I was wondering if anybody has an idea why the number of FLOPs for a Conv2d
operation is 2 instead of 1. In the example below, the input is a 1x1
image with 1 channel and the batch size is 1. The number of features in the convolution is also 1 with no bias. Ideally the number of multiplication should be 1. But the output of TF profiler says that the FLOPs is 2. Does the FLOPs include something other than the multiplication?
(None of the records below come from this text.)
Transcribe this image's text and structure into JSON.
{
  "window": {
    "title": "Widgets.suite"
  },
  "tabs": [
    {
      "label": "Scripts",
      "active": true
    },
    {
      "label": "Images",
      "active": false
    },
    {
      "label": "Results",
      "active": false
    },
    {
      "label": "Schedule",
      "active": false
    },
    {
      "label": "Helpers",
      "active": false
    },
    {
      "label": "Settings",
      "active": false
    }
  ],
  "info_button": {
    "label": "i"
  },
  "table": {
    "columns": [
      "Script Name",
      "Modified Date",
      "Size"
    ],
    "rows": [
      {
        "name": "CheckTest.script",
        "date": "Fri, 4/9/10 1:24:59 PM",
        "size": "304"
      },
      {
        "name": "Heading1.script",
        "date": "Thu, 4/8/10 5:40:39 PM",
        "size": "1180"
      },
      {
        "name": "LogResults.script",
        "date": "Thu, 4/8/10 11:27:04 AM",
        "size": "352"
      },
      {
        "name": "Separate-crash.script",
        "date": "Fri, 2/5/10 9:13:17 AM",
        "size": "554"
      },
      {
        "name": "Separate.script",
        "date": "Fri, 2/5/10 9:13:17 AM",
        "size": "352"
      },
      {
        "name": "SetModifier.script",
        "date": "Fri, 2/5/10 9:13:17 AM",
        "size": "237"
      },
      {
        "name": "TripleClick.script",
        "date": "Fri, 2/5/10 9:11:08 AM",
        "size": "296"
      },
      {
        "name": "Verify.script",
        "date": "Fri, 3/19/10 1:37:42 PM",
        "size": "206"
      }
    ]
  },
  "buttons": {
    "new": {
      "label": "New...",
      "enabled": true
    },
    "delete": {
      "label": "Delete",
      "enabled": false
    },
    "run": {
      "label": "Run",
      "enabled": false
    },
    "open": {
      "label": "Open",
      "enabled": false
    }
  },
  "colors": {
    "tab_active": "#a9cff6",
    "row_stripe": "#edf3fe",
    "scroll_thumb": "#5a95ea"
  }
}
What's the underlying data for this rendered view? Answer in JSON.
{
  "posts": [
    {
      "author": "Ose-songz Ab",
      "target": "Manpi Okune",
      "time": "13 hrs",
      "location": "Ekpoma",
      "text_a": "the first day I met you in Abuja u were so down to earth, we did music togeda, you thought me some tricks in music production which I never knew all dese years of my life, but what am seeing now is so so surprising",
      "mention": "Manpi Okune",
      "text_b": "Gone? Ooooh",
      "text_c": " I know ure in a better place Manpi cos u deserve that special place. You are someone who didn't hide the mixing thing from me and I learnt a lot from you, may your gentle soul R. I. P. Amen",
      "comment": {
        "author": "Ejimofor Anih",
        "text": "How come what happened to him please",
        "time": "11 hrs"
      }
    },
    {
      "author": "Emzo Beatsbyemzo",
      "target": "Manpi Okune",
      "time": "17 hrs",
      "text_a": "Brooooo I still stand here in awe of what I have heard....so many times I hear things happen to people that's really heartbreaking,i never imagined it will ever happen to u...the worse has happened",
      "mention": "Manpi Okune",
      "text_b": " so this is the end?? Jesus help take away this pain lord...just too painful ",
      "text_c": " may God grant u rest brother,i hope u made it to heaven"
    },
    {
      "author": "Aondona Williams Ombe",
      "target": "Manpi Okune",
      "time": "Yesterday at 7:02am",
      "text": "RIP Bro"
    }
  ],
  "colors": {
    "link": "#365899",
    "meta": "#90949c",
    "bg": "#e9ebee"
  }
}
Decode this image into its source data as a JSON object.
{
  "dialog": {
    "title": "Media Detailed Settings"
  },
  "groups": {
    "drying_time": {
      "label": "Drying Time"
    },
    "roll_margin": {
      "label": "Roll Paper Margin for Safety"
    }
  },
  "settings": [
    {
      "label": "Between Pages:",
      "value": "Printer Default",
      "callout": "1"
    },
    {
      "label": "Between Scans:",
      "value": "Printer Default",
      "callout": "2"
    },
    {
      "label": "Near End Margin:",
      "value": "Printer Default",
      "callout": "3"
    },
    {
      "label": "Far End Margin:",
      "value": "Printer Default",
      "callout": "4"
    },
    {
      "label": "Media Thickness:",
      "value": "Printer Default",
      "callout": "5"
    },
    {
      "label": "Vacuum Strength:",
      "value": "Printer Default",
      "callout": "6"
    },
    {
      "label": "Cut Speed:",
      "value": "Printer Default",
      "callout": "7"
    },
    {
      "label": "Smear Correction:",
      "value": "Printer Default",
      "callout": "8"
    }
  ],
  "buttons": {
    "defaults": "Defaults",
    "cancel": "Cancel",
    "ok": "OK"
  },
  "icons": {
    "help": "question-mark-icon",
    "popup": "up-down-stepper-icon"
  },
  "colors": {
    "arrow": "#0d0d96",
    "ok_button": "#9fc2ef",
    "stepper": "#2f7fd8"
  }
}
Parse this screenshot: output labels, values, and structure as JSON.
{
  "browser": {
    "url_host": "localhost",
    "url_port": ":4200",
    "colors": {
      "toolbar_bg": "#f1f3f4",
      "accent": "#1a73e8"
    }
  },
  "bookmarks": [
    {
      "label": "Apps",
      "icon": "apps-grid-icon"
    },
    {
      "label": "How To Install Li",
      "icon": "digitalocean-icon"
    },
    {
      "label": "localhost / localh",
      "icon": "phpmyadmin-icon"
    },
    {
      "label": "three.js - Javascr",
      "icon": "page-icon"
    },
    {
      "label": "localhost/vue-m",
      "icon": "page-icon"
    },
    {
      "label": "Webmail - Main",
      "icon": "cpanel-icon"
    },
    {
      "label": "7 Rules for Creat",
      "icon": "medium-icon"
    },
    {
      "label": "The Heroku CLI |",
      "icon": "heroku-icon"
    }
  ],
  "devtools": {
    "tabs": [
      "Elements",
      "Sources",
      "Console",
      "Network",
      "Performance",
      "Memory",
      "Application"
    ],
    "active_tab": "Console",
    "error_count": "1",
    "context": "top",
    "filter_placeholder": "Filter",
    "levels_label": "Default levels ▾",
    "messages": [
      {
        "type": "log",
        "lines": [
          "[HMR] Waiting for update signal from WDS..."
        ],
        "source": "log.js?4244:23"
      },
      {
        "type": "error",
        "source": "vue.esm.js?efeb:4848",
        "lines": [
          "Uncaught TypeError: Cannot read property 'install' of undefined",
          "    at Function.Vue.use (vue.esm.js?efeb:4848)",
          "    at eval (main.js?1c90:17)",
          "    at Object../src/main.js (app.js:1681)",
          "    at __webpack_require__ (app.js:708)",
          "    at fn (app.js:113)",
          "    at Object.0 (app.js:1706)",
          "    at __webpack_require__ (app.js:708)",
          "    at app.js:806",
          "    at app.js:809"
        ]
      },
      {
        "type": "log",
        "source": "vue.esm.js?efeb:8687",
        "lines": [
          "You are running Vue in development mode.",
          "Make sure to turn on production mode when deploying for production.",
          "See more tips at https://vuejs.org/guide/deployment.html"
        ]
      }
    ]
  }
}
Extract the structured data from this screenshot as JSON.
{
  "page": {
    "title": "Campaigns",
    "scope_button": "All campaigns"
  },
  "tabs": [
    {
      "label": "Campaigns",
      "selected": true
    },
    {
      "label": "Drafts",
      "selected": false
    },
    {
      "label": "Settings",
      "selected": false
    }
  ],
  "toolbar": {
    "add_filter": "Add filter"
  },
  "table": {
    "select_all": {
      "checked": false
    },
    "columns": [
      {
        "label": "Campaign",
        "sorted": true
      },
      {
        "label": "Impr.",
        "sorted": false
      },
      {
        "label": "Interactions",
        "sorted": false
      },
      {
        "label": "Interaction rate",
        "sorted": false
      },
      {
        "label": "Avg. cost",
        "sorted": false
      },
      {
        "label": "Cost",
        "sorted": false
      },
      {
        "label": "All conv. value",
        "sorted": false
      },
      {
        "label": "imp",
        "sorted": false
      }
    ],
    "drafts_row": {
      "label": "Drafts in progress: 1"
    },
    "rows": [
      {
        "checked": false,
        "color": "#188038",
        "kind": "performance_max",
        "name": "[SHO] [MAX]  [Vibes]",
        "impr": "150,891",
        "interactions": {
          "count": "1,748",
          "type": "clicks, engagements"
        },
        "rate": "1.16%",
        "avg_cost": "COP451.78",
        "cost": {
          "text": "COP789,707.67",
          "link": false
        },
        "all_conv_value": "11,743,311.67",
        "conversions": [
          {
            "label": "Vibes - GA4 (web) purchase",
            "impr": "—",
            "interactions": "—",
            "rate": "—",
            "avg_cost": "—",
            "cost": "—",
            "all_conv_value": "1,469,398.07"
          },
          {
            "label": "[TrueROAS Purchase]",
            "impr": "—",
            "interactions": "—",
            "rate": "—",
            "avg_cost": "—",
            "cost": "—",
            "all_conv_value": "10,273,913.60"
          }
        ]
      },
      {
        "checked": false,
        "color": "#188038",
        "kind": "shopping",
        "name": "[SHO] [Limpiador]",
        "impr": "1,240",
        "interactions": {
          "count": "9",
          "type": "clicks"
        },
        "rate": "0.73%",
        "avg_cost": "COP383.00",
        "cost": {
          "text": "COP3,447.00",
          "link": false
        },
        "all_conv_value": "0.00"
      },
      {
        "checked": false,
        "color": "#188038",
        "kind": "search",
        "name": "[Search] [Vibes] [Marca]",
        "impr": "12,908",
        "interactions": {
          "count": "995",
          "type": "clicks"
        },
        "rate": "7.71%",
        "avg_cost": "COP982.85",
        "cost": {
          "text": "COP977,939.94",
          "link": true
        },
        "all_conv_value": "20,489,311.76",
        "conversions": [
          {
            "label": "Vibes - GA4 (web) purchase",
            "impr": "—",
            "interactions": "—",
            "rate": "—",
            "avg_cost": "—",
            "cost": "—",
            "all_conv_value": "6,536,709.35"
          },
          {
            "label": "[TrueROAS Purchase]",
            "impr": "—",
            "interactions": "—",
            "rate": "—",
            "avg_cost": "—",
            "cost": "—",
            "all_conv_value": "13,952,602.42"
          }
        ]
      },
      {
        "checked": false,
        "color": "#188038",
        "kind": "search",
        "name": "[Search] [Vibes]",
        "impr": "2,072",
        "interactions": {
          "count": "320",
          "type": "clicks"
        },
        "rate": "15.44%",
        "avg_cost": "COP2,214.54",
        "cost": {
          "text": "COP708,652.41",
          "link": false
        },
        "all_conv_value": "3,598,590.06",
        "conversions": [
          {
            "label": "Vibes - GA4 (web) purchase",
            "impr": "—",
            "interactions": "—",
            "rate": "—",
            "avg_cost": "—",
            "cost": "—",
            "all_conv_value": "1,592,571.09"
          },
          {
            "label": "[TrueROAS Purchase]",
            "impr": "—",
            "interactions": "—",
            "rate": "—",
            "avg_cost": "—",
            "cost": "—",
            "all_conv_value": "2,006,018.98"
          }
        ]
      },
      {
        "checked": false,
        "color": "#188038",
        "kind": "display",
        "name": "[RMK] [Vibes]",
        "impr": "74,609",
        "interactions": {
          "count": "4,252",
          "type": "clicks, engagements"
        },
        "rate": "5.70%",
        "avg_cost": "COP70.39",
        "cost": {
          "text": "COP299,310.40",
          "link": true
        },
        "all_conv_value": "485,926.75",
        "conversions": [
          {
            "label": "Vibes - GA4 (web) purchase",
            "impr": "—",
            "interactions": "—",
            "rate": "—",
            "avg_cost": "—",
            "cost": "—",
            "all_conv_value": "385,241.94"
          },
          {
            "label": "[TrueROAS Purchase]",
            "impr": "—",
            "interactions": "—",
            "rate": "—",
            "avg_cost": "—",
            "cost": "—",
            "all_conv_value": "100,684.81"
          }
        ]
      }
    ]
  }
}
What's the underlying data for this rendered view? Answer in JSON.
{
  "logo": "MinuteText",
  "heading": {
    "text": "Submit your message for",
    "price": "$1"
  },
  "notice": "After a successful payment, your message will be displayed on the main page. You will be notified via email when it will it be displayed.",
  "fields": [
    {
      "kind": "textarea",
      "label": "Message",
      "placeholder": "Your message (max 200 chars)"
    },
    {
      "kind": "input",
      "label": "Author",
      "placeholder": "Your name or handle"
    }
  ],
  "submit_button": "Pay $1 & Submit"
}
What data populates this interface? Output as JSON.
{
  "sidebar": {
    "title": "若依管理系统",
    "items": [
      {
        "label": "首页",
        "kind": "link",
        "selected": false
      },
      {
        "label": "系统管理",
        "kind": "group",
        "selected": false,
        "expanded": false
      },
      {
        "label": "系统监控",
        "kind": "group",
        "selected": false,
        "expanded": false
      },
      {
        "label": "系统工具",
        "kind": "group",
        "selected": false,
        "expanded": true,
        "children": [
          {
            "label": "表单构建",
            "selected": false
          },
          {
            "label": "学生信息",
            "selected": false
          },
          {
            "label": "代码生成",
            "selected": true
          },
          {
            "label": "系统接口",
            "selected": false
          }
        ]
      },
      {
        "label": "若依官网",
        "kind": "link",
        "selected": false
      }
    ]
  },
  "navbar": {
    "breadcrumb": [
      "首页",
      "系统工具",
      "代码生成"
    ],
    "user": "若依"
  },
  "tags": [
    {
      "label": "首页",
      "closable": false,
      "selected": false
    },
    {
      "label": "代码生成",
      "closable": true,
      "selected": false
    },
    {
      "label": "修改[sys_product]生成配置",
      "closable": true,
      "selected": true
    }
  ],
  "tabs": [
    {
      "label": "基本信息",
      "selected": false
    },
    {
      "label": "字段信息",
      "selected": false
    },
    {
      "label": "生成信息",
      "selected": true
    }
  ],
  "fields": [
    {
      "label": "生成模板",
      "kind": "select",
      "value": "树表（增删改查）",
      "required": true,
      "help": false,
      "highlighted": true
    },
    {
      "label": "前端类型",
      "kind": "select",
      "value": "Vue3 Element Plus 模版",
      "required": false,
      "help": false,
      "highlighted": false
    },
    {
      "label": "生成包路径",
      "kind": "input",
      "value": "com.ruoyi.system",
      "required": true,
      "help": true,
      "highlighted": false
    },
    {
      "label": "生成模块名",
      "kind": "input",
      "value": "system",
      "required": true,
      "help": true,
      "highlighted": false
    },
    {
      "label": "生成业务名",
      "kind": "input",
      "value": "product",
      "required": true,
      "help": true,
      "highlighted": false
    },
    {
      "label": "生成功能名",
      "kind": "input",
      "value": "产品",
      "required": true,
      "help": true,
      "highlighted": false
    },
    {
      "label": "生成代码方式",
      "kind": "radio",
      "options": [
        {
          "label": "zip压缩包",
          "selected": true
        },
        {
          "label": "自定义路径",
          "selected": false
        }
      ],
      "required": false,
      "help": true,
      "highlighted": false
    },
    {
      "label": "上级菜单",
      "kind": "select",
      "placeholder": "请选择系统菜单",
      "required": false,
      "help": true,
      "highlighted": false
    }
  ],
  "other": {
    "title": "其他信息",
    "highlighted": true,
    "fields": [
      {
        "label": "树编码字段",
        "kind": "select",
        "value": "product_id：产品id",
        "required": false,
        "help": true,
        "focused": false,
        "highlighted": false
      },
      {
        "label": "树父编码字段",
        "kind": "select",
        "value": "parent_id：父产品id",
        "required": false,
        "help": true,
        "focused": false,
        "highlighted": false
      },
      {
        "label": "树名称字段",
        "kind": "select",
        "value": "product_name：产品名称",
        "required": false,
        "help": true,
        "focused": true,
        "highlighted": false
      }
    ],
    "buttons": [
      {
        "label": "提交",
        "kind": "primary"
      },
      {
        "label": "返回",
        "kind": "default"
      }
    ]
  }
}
Thanks.
Here is the example:
import os
os.environ['CUDA_VISIBLE_DEVICES'] = '0' # assuming you have a gpu0
import tensorflow as tf
from keras import backend as K
def load_pb(pb):
with tf.gfile.GFile(pb, "rb") as f:
graph_def = tf.GraphDef()
graph_def.ParseFromString(f.read())
with tf.Graph().as_default() as graph:
tf.import_graph_def(graph_def, name='')
return graph
def freeze_session(session, keep_var_names=None, output_names=None, clear_devices=True):
from tensorflow.python.framework.graph_util import convert_variables_to_constants
graph = session.graph
with graph.as_default():
freeze_var_names = list(set(v.op.name for v in tf.global_variables()).difference(keep_var_names or []))
output_names = output_names or []
output_names += [v.op.name for v in tf.global_variables()]
input_graph_def = graph.as_graph_def()
if clear_devices:
for node in input_graph_def.node:
node.device = ""
frozen_graph = convert_variables_to_constants(session, input_graph_def,output_names, freeze_var_names)
return frozen_graph
# define the model
inp = tf.keras.layers.Input(batch_shape=(1, 1, 1, 1), name='input')
x = tf.keras.layers.Conv2D(1, kernel_size=(1, 1), strides=(1, 1), padding='same', name='conv', use_bias=False)(inp)
out = tf.keras.layers.Flatten(name='output')(x)
model = tf.keras.models.Model(inputs=inp, outputs=out)
model.summary()
# freeze the model
output_graph_def = freeze_session(K.get_session(), output_names=[out.op.name for out in model.outputs])
with tf.gfile.GFile('graph.pb', "wb") as f:
f.write(output_graph_def.SerializeToString())
# load the protobuf and perform tf profiling
g2 = load_pb('./graph.pb')
with g2.as_default():
opts = tf.profiler.ProfileOptionBuilder.float_operation()
flops = tf.profiler.profile(g2, run_meta=tf.RunMetadata(), cmd='scope', options=opts)
print('FLOP', flops.total_float_ops)
The output is:
_________________________________________________________________
Layer (type) Output Shape Param #
=================================================================
input (InputLayer) (1, 1, 1, 1) 0
_________________________________________________________________
conv (Conv2D) (1, 1, 1, 1) 1
_________________________________________________________________
output (Flatten) (1, 1) 0
=================================================================
Total params: 1
Trainable params: 1
Non-trainable params: 0
_________________________________________________________________
Converted 1 variables to const ops.
Parsing Inputs...
=========================Options=============================
-max_depth 10000
-min_bytes 0
-min_peak_bytes 0
-min_residual_bytes 0
-min_output_bytes 0
-min_micros 0
-min_accelerator_micros 0
-min_cpu_micros 0
-min_params 0
-min_float_ops 1
-min_occurrence 0
-step -1
-order_by float_ops
-account_type_regexes .*
-start_name_regexes .*
-trim_name_regexes
-show_name_regexes .*
-hide_name_regexes
-account_displayed_op_only true
-select float_ops
-output stdout:
==================Model Analysis Report======================
Doc:
scope: The nodes in the model graph are organized by their names, which is hierarchical like filesystem.
flops: Number of float operations. Note: Please read the implementation for the math behind it.
Profile:
node name | # float_ops
_TFProfRoot (--/2 flops)
conv/Conv2D (2/2 flops)
======================End of Report==========================
FLOP 2
Consider almost the same setup as you have, but instead there are n channels to the convolution. Then you would have n multiplications, and then you would cumulatively sum the results of all multiplications. Now one can say that you can initialize the sum by the result of the first multiplication, and then cumulatively sum the rest of then (n-1) multiplications. But this would be a special treatment to the first multiplication, and instead it makes more sense to initialize the sum by 0, and then cumulatively sum it with all n multiplications. In particular when n=1 you would have an absurd case where
sum = 0
mult = w1 * a1
sum = sum + mult
which will result in 2 FLOPs, or 1 MAC which is (multiply-accumulate) operation.